Onstage, Williams's speed allowed him to test audience responses and to edit and change direction on the fly. He simultaneously explained and acted out this process in Come Inside My Mind, a two-and-a-half-minute tour de force of manic meta - "I'm doing great! I'm improvising like crazy! No you're not, you fool! You're just doing pee-pee-ca-ca, no substance!" But if Williams was often self-aware, commenting on what he was doing as he was doing it, he was rarely arch or insincere. He could, as an actor, succumb to treacliness sometimes, but his essential persona as an entertainer combined neediness and generosity, intelligence and kindness, in ways that were charming and often unexpectedly moving as well.
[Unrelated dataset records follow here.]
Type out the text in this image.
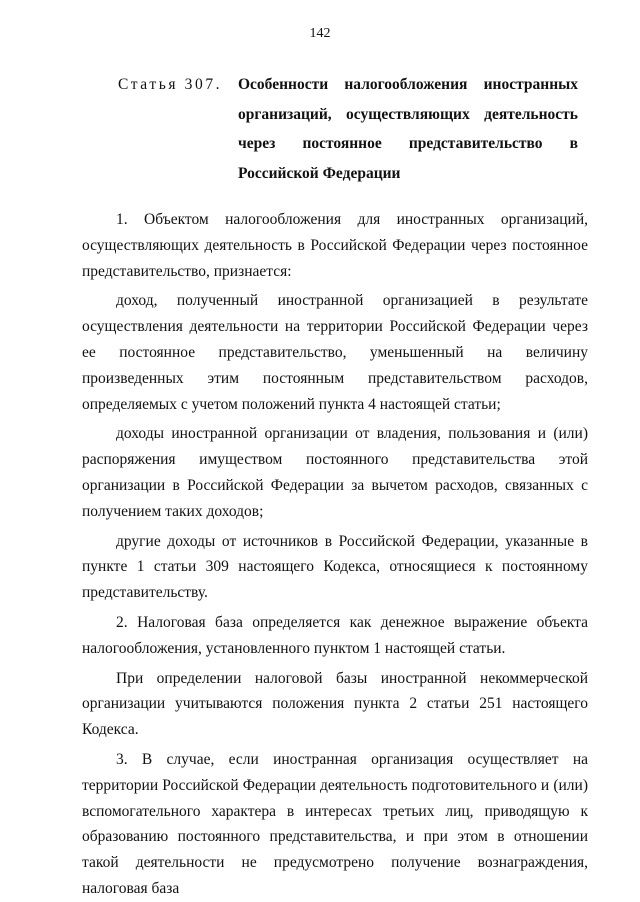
142
Статья 307.	Особенности налогообложения иностранных
организаций, осуществляющих деятельность
через постоянное представительство в
Российской Федерации

1. Объектом налогообложения для иностранных организаций, осуществляющих деятельность в Российской Федерации через постоянное представительство, признается:

доход, полученный иностранной организацией в результате осуществления деятельности на территории Российской Федерации через ее постоянное представительство, уменьшенный на величину произведенных этим постоянным представительством расходов, определяемых с учетом положений пункта 4 настоящей статьи;

доходы иностранной организации от владения, пользования и (или) распоряжения имуществом постоянного представительства этой организации в Российской Федерации за вычетом расходов, связанных с получением таких доходов;

другие доходы от источников в Российской Федерации, указанные в пункте 1 статьи 309 настоящего Кодекса, относящиеся к постоянному представительству.

2. Налоговая база определяется как денежное выражение объекта налогообложения, установленного пунктом 1 настоящей статьи.

При определении налоговой базы иностранной некоммерческой организации учитываются положения пункта 2 статьи 251 настоящего Кодекса.

3. В случае, если иностранная организация осуществляет на территории Российской Федерации деятельность подготовительного и (или) вспомогательного характера в интересах третьих лиц, приводящую к образованию постоянного представительства, и при этом в отношении такой деятельности не предусмотрено получение вознаграждения, налоговая база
In his periodic post-Mork and Mindy television appearances (on The Larry Sanders Show and more recently on Louie), he often played sly, sad or surprising versions of himself, the Robin Williams some of us had known and loved since childhood, which means an entertainer we sometimes took for granted or allowed ourselves to tire of. Many of his memorable big-screen performances were variations on that persona - madcap, motor-mouthed, shape-shifting jokers like the genie in Aladdin, the anti-authoritarian DJ in Good Morning Vietnam, Parry in The Fisher King and even the redoubtable Mrs. Doubtfire herself.
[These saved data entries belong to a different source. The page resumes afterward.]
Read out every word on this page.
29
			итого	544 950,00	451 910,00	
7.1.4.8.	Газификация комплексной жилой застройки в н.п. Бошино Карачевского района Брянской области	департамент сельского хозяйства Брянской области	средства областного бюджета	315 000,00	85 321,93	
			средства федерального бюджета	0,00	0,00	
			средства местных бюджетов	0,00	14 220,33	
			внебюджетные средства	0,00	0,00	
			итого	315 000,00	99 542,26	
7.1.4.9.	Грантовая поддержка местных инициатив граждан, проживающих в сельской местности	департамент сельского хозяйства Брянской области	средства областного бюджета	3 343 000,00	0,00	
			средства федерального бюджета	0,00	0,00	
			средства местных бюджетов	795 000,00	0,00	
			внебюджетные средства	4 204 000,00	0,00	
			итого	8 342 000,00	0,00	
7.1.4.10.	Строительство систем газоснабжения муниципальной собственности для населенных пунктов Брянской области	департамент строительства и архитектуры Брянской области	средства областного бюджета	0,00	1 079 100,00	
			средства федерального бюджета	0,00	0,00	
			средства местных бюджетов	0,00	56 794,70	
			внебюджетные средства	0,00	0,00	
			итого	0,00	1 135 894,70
He was very good at playing it cool or quiet or restrained as other actors in his movies - Nathan Lane in The Birdcage, Robert DeNiro in Awakenings, Matt Damon in Good Will Hunting - brought the heat, the noise or the wildness. He was an excellent and disciplined character actor, even as he was also an irrepressible, indelible character, a voice, or voices, that many of us have been hearing for as long as we can remember.